Dans un long fil Twitter, Carrie Goldberg n'a pas hésité à qualifier Amazon de « tueur en série ».
Interpellé, Amazon refuse de collaborer
En décembre 2021, une enquête du New York Times dévoilant l'existence d'un forum dédié aux discussions à propos du suicide (où les membres échangeaient des « conseils » et parfois encouragements à se donner la mort) avait conduit à la création d'une commission bipartite au congrès des États-Unis. Entendues et averties par la commission, d'autres plateformes de commerce en ligne comme eBay et Etsy avaient décidé d'interdire la vente de nitrite de sodium.
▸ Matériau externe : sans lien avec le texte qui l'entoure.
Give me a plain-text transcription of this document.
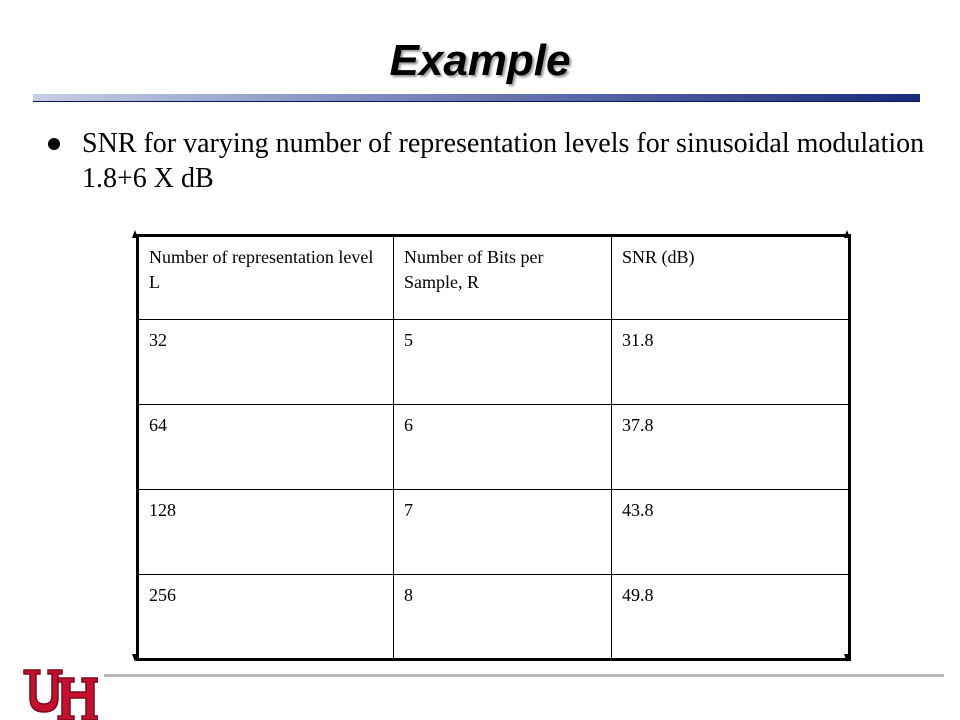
Example
SNR for varying number of representation levels for sinusoidal modulation 1.8+6 X dB
Number of representation level L	Number of Bits per Sample, R	SNR (dB)
32	5	31.8
64	6	37.8
128	7	43.8
256	8	49.8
Le géant Amazon a, quant à lui, refusé de répondre aux questions, et a pris la décision de continuer à commercialiser le produit.
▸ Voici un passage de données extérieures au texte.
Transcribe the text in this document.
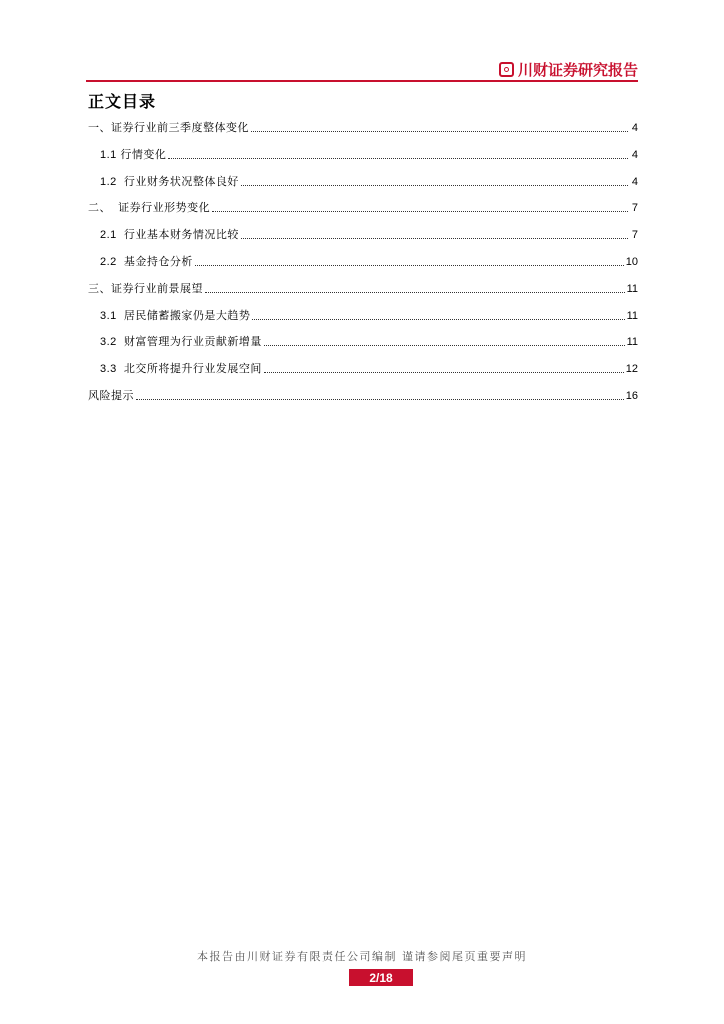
川财证券研究报告
正文目录
一、证券行业前三季度整体变化	4
1.1 行情变化	4
1.2  行业财务状况整体良好	4
二、  证券行业形势变化	7
2.1  行业基本财务情况比较	7
2.2  基金持仓分析	10
三、证券行业前景展望	11
3.1  居民储蓄搬家仍是大趋势	11
3.2  财富管理为行业贡献新增量	11
3.3  北交所将提升行业发展空间	12
风险提示	16
本报告由川财证券有限责任公司编制 谨请参阅尾页重要声明
2/18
Une décision regrettable selon Lori Trahan, représentante démocrate membre de la commission, qui a déclaré : « Amazon avait l'opportunité de collaborer avec nous sur ce problème qui met tragiquement fin à la vie de personnes à travers toute la nation, mais ils ont refusé de répondre à beaucoup de nos questions les plus cruciales. »
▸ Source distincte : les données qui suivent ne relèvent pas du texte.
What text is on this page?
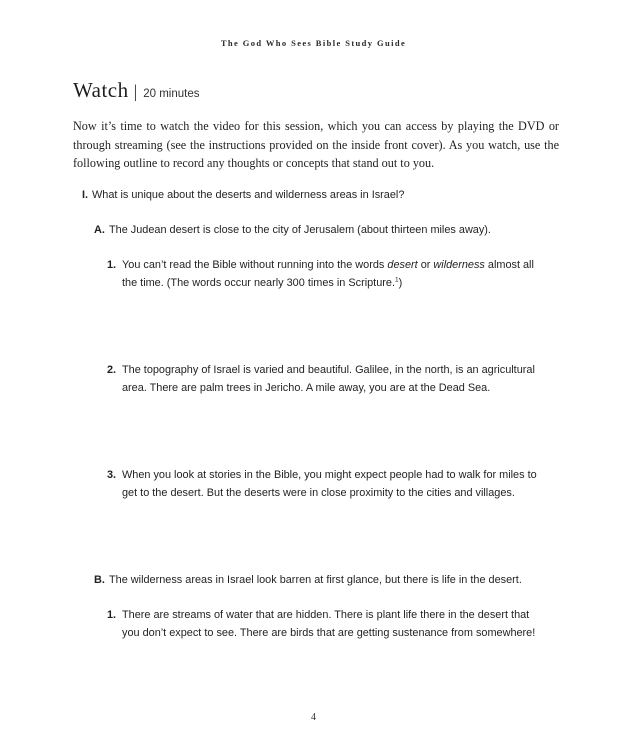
The God Who Sees Bible Study Guide
Watch | 20 minutes

Now it’s time to watch the video for this session, which you can access by playing the DVD or through streaming (see the instructions provided on the inside front cover). As you watch, use the following outline to record any thoughts or concepts that stand out to you.

I. What is unique about the deserts and wilderness areas in Israel?
A. The Judean desert is close to the city of Jerusalem (about thirteen miles away).
1. You can’t read the Bible without running into the words desert or wilderness almost all the time. (The words occur nearly 300 times in Scripture.$^1$)
2. The topography of Israel is varied and beautiful. Galilee, in the north, is an agricultural area. There are palm trees in Jericho. A mile away, you are at the Dead Sea.
3. When you look at stories in the Bible, you might expect people had to walk for miles to get to the desert. But the deserts were in close proximity to the cities and villages.
B. The wilderness areas in Israel look barren at first glance, but there is life in the desert.
1. There are streams of water that are hidden. There is plant life there in the desert that you don’t expect to see. There are birds that are getting sustenance from somewhere!
4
Amazon essaie d'étouffer l'affaire
Face à l'inaction de la plateforme, Carrie Goldberg note que « la décision d'Amazon de continuer à vendre un produit suicidaire n'est pas due à l'ignorance ou à l'oubli, mais a une décision délibérée et réfléchie ». Alors que l'avocate décide de médiatiser l'affaire en accordant en exclusivité l'accès aux éléments du dossier à l'émission 60 minutes de CBS, le reportage ne sera finalement jamais diffusé par la chaîne. Cette dernière avait alors indiqué redouter que l'émission ne « conduise à plus de suicides ».
Un motif rejeté par le cabinet d'avocat (la chaîne ayant déjà réalisé des reportages sur la question du suicide) qui y voit une tentative de pression financière d'Amazon, partenaire publicitaire de la chaîne. Regrettant les liens de certains médias avec Amazon, Carrie Goldberg a décidé de s'exprimer sur son compte Twitter.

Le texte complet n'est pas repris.